Crisis-ridden National Spot Exchange Ltd (NSEL) has proposed to initiate default proceedings against Lotus Refineries saying that it owes Rs 252 crore to investors, a claim the company has disputed.
Lotus has written to the commodity market regulator FMC disputing any payment obligation. The Mumbai-based company makes a wide range of edible oil products.
The Forward Markets Commission (FMC) has, meanwhile, sought comments on the issue from the National Spot Exchange Ltd (NSEL) at the earliest.
In a directive to the NSEL, the regulator said it has "received a letter from Lotus Refineries Pvt Ltd disputing their pay-in obligation. The comments of the exchange may be forwarded at the earliest".
NSEL has proposed initiating default proceedings against the Lotus Refineries for pay-in obligation of Rs 252.56 crore, FMC said.
That apart, the FMC has directed the spot exchange not to make payment of Rs 1,159.55 crore to its related entity Indian Bullion Market Association (IBMA).

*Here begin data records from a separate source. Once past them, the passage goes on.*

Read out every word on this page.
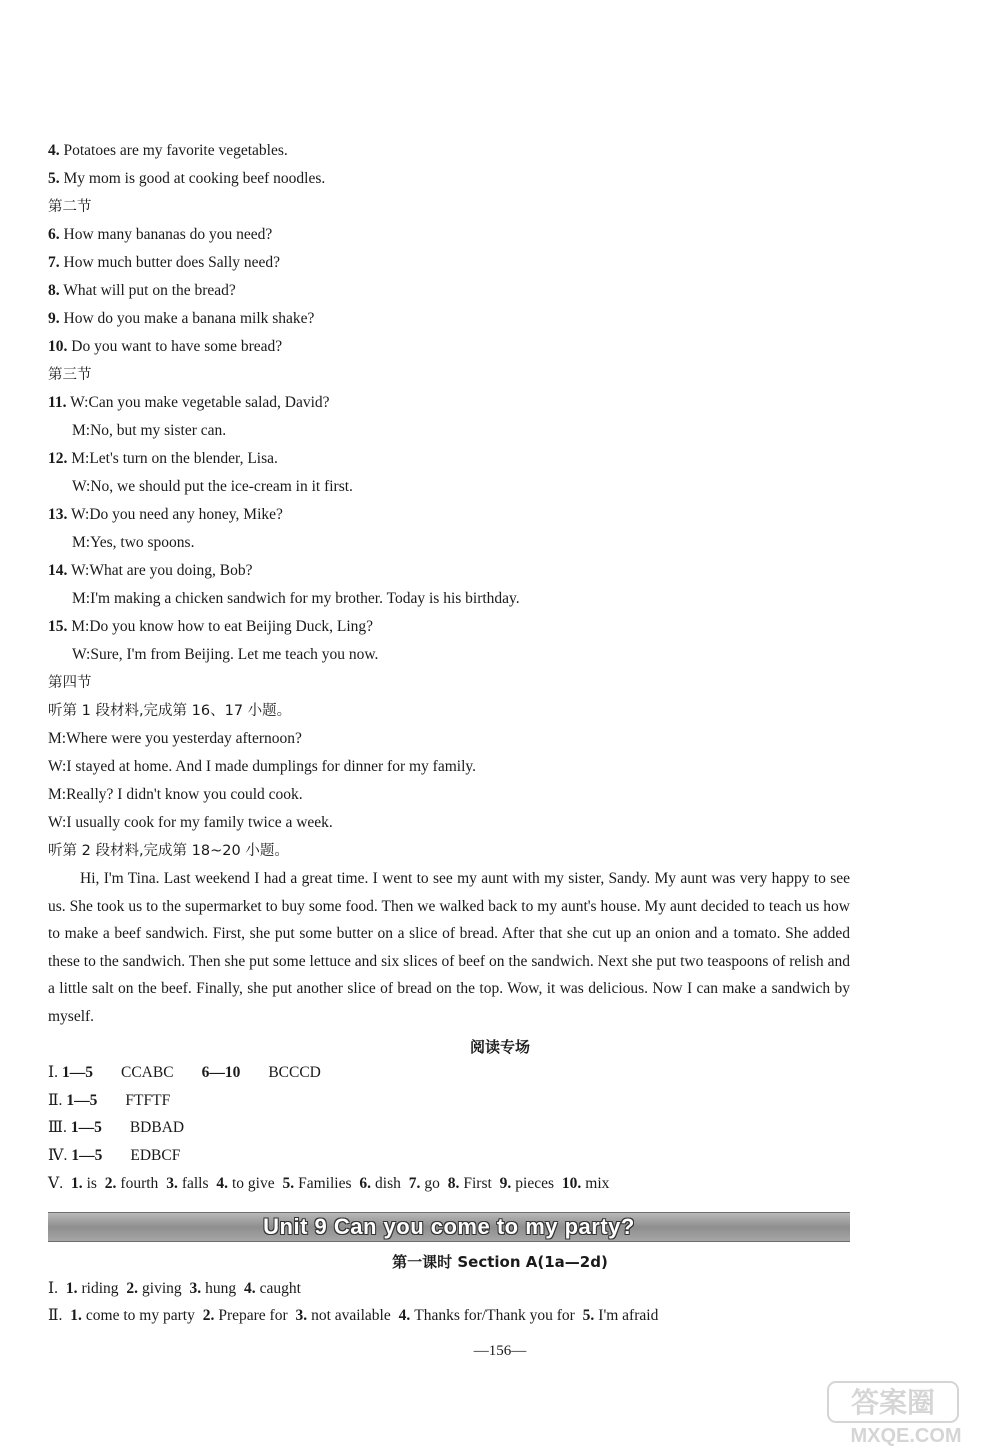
4. Potatoes are my favorite vegetables.
5. My mom is good at cooking beef noodles.
第二节
6. How many bananas do you need?
7. How much butter does Sally need?
8. What will put on the bread?
9. How do you make a banana milk shake?
10. Do you want to have some bread?
第三节
11. W:Can you make vegetable salad, David?
M:No, but my sister can.
12. M:Let's turn on the blender, Lisa.
W:No, we should put the ice-cream in it first.
13. W:Do you need any honey, Mike?
M:Yes, two spoons.
14. W:What are you doing, Bob?
M:I'm making a chicken sandwich for my brother. Today is his birthday.
15. M:Do you know how to eat Beijing Duck, Ling?
W:Sure, I'm from Beijing. Let me teach you now.
第四节
听第 1 段材料,完成第 16、17 小题。
M:Where were you yesterday afternoon?
W:I stayed at home. And I made dumplings for dinner for my family.
M:Really? I didn't know you could cook.
W:I usually cook for my family twice a week.
听第 2 段材料,完成第 18~20 小题。
Hi, I'm Tina. Last weekend I had a great time. I went to see my aunt with my sister, Sandy. My aunt was very happy to see us. She took us to the supermarket to buy some food. Then we walked back to my aunt's house. My aunt decided to teach us how to make a beef sandwich. First, she put some butter on a slice of bread. After that she cut up an onion and a tomato. She added these to the sandwich. Then she put some lettuce and six slices of beef on the sandwich. Next she put two teaspoons of relish and a little salt on the beef. Finally, she put another slice of bread on the top. Wow, it was delicious. Now I can make a sandwich by myself.
阅读专场
Ⅰ. 1—5 CCABC 6—10 BCCCD
Ⅱ. 1—5 FTFTF
Ⅲ. 1—5 BDBAD
Ⅳ. 1—5 EDBCF
Ⅴ. 1. is 2. fourth 3. falls 4. to give 5. Families 6. dish 7. go 8. First 9. pieces 10. mix
Unit 9 Can you come to my party?
第一课时 Section A(1a—2d)
Ⅰ. 1. riding 2. giving 3. hung 4. caught
Ⅱ. 1. come to my party 2. Prepare for 3. not available 4. Thanks for/Thank you for 5. I'm afraid
—156—
答案圈
MXQE.COM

NSEL has 60.88 per cent equity and common directors in the IBMA. The regulator has asked the bourse to provide information about shareholding and directors of IBMA besides details of all trading members and clients attached to this association.
NSEL, promoted by Jignesh Shah-headed Financial Technologies India Ltd (FTIL), was engulfed in a crisis after it suspended trade on July 31, raising concerns about possible default of Rs 5,600 crore due to investors, including 7,000 small investors.